Liebe Ausländerfeinde

Es ist mittlerweile kaum noch von der Hand zu weisen, dass es in Deutschland einen ganzen Haufen von Menschen gibt, die Fremde nicht besonders gerne mögen. Vor allem nicht die Art von Fremden, die zu uns kommen, weil sie irgendetwas brauchen (oder „wollen“).

Diese Menschen fabulieren sich zusammen, dass ihnen ihr Hartz 4 gekürzt wird, damit es an die ganzen fiesen Flüchtlinge ausgeschüttet wird. Oder dass die Fremden ihnen bald ihren prekären Job wegnehmen werden. Oder ihnen ihre sonstigen Sozialleistungen streitig machen.

Ich muss ganz ehrlich sagen: Ich kann das verstehen! Wenn ich außer dem Glück, in Deutschland in ein funktionierendes Sozialsystem geboren worden zu sein, auf der Habenseite auch so wenig zu vermelden hätte, würde ich mir auch Gedanken machen. Das sind halt größtenteils nicht die Globalisierungsgewinner, die hier Angst vor Kriegsflüchtlingen aus den Krisenherden dieser Welt haben.

Wobei, eigentlich haben sie ja Angst vor den fiesen Wirtschaftsflüchtlingen aus Albanien und so. Dabei wollen die doch eigentlich das gleiche wie sie: Unterstützung vom deutschen Staat, weil sie aus irgendwelchen Gründen mit dem, was sie selbst erwirtschaften können, nicht glücklich werden. Dabei haben die Flüchtlinge ihnen eigentlich sogar etwas voraus – denn sie haben es immerhin trotz widriger Umstände in ein neues Land geschafft, um einen Neuanfang zu wagen. Der ihnen ja auch noch sehr, sehr häufig verwehrt wird.

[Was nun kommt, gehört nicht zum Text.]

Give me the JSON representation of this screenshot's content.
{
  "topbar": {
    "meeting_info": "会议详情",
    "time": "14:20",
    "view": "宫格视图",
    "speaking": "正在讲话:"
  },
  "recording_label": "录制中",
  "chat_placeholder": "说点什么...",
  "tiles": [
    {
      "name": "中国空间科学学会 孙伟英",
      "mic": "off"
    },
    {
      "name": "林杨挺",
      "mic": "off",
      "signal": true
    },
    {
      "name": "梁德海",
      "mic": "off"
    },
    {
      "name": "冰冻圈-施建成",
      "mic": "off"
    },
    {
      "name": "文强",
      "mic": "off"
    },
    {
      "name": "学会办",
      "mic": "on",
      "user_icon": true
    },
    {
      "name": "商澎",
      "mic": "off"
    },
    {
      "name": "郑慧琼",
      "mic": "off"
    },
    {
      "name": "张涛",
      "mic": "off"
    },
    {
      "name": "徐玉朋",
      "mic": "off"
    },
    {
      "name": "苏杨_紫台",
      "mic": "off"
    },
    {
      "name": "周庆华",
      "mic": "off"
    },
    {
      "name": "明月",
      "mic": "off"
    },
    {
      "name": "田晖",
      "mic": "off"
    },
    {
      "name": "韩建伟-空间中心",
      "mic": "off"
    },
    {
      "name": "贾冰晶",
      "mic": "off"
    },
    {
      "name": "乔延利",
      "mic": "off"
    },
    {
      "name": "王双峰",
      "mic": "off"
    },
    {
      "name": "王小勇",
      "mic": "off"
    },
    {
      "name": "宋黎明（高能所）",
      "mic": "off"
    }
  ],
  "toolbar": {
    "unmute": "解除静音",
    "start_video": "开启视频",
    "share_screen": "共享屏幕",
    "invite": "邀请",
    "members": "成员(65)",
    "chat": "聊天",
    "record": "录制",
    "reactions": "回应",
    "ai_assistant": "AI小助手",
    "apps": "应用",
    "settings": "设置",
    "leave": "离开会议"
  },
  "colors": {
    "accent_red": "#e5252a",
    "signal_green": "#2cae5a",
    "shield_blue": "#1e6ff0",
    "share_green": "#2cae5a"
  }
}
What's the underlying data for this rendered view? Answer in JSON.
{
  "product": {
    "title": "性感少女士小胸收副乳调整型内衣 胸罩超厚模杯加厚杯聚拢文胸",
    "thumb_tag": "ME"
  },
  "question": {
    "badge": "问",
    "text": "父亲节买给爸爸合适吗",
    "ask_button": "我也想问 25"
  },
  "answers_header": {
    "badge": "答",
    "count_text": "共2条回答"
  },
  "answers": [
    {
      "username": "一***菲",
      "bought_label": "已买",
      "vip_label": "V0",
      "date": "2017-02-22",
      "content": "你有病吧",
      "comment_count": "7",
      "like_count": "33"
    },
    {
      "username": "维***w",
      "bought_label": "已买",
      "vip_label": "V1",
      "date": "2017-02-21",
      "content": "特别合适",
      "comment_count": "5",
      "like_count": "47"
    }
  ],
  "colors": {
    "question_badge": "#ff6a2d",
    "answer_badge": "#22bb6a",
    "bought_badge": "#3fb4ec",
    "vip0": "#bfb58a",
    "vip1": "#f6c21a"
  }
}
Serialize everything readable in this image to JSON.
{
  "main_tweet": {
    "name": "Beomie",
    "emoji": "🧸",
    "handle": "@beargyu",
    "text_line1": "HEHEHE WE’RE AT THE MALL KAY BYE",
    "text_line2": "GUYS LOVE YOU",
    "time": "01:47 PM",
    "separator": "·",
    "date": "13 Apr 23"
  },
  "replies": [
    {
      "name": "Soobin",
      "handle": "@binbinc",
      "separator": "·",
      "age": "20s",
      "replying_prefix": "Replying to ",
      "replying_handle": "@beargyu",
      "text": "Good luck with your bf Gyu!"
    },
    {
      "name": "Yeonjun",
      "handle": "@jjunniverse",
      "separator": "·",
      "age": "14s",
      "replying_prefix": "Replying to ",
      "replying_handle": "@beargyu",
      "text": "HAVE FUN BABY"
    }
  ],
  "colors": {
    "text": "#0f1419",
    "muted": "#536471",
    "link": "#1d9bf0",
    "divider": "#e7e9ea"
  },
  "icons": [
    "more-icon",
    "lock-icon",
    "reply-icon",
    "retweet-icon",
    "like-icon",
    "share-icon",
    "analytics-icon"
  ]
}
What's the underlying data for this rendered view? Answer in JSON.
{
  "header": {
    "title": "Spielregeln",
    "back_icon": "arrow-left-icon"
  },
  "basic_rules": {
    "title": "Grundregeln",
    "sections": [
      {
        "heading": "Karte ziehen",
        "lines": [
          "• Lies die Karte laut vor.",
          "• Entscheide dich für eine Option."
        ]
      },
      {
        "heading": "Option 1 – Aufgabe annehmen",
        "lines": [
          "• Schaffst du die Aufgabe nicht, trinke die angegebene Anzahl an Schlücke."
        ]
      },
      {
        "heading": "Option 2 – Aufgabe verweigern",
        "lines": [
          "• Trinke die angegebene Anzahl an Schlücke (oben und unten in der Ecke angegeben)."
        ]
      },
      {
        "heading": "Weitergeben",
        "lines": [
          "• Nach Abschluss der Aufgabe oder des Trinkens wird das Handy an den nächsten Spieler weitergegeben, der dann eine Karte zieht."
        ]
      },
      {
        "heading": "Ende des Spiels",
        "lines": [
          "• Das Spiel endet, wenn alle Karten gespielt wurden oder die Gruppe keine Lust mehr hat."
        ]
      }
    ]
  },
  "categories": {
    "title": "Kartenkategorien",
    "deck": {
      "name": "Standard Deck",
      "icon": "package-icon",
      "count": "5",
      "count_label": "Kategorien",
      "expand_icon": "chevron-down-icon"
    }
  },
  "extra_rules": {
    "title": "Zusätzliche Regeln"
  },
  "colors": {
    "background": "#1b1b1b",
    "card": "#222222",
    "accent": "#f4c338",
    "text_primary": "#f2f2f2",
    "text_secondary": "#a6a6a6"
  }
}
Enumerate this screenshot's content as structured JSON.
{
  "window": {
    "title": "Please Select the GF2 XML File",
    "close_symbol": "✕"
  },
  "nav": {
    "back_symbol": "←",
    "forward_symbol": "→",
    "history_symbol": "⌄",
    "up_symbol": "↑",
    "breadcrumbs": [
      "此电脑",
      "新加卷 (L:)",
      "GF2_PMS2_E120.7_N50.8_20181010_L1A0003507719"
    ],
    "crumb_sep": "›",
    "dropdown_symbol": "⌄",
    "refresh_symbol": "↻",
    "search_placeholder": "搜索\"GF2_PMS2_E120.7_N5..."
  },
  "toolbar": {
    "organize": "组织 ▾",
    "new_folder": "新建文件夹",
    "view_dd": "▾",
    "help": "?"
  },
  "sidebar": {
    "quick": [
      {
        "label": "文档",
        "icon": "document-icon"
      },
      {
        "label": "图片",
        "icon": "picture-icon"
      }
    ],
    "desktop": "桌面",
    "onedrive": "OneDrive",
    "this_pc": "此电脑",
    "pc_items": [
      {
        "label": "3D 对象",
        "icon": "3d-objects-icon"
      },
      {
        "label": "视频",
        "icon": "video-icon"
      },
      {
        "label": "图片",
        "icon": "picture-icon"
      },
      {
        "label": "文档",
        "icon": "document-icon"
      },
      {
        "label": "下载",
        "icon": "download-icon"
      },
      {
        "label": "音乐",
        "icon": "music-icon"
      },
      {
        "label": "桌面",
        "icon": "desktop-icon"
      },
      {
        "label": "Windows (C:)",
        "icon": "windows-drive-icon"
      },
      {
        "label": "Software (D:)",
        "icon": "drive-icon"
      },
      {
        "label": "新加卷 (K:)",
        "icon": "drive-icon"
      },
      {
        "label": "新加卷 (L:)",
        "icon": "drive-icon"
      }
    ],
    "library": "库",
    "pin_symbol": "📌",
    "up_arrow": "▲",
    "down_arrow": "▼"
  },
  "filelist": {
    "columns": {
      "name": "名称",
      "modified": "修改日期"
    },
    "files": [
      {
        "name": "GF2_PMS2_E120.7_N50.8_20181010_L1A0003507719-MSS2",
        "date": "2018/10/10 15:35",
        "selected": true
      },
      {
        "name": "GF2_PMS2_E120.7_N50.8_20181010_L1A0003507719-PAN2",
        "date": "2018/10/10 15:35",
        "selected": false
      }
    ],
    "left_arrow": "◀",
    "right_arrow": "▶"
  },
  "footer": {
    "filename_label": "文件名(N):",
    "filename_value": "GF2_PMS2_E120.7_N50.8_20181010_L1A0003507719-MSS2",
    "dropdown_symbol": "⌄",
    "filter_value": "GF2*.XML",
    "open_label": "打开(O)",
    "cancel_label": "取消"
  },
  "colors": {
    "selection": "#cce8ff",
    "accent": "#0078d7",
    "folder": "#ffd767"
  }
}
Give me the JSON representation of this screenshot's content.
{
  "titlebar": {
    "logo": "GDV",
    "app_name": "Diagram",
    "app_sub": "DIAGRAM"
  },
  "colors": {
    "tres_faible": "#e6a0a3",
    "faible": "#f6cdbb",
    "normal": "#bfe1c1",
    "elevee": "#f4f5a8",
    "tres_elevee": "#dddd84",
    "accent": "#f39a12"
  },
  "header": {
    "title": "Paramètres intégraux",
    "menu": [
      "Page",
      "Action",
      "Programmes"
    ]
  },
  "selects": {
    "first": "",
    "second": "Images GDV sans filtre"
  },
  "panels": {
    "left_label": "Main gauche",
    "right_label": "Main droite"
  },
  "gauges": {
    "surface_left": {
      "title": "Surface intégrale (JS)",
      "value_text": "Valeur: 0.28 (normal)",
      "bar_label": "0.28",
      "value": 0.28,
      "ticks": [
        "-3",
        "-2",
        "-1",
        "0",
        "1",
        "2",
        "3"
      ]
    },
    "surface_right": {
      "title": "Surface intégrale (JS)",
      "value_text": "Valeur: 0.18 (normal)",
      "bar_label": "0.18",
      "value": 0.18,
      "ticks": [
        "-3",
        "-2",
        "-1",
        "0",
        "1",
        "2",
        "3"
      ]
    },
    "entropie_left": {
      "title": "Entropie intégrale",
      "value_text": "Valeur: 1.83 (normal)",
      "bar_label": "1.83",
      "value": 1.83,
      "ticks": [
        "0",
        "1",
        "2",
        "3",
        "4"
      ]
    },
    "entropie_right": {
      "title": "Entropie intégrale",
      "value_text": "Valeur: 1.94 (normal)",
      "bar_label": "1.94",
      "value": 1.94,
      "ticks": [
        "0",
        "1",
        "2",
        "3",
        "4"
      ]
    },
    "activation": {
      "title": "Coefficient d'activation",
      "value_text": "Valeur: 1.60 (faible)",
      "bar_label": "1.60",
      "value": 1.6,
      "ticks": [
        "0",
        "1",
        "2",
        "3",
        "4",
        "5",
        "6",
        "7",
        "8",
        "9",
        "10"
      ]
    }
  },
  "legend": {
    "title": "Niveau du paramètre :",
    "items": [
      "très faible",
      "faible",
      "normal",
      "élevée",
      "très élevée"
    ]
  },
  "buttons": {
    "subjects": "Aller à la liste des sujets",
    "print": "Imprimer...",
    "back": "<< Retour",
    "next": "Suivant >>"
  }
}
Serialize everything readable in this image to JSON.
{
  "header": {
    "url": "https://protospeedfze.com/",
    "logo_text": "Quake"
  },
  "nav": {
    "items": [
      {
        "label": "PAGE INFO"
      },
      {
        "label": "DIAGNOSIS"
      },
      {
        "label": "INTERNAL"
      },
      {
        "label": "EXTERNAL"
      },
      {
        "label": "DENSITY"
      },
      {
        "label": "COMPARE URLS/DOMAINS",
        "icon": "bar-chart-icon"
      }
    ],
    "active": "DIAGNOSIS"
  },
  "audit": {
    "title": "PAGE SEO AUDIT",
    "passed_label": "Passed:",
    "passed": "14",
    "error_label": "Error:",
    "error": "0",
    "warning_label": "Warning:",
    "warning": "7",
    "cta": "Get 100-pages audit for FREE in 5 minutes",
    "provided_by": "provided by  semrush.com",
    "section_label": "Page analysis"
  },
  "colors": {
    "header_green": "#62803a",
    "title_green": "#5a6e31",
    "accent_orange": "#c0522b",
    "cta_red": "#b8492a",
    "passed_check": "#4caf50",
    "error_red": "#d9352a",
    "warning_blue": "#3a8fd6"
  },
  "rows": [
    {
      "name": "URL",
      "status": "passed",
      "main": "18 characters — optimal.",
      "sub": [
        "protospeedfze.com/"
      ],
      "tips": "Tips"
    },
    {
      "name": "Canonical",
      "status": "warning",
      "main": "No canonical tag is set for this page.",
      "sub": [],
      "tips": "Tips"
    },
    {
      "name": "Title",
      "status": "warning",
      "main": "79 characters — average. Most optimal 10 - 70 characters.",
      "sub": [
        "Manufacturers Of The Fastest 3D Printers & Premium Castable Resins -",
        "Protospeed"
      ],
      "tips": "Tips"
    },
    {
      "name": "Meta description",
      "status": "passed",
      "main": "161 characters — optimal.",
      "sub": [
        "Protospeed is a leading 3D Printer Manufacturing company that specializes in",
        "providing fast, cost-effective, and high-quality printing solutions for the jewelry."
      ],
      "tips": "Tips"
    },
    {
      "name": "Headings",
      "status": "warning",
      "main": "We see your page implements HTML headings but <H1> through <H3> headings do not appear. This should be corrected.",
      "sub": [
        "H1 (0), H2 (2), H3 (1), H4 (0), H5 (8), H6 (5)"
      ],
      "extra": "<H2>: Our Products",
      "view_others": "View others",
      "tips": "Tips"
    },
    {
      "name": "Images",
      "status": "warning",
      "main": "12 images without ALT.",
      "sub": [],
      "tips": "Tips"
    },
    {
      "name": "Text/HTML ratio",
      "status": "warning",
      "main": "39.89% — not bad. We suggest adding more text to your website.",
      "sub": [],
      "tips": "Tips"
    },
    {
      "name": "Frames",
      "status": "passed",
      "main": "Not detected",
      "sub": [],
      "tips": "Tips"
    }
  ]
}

Ich kann absolut verstehen, dass wir kritisch prüfen wollen, wem wir hier Schutz gewähren. Allein schon damit der Schutz, den wir geben können, auf die Bedürftigsten verteilt wird. Ich kann aber nicht verstehen, wie sehr hier eine Alltagsfremdenfeindlichkeit vielleicht nicht salon-, aber doch immerhin stammtischfähig ist.

Deshalb habe ich mir überlegt, wie sich das Problem lösen lässt. Das ist nämlich eigentlich sehr, sehr einfach.

Liebe Ausländerfeinde, Ihr habt Angst vor der Überfremdung? Davon dass Euer Stadtteil von den falschen Menschen annektiert wird? Das ist blöd, denn wir Deutschen kriegen ja nun mal viel zu wenige Kinder. Wir brauchen die bösen Fremden sogar, insbesondere die, die besser qualifiziert sind als Ihr. Sonst geht das hier mit der schönen Wirtschaft, die Euch zwar fast abgehängt, aber immerhin nicht hängen gelassen hat, nicht ewig so weiter.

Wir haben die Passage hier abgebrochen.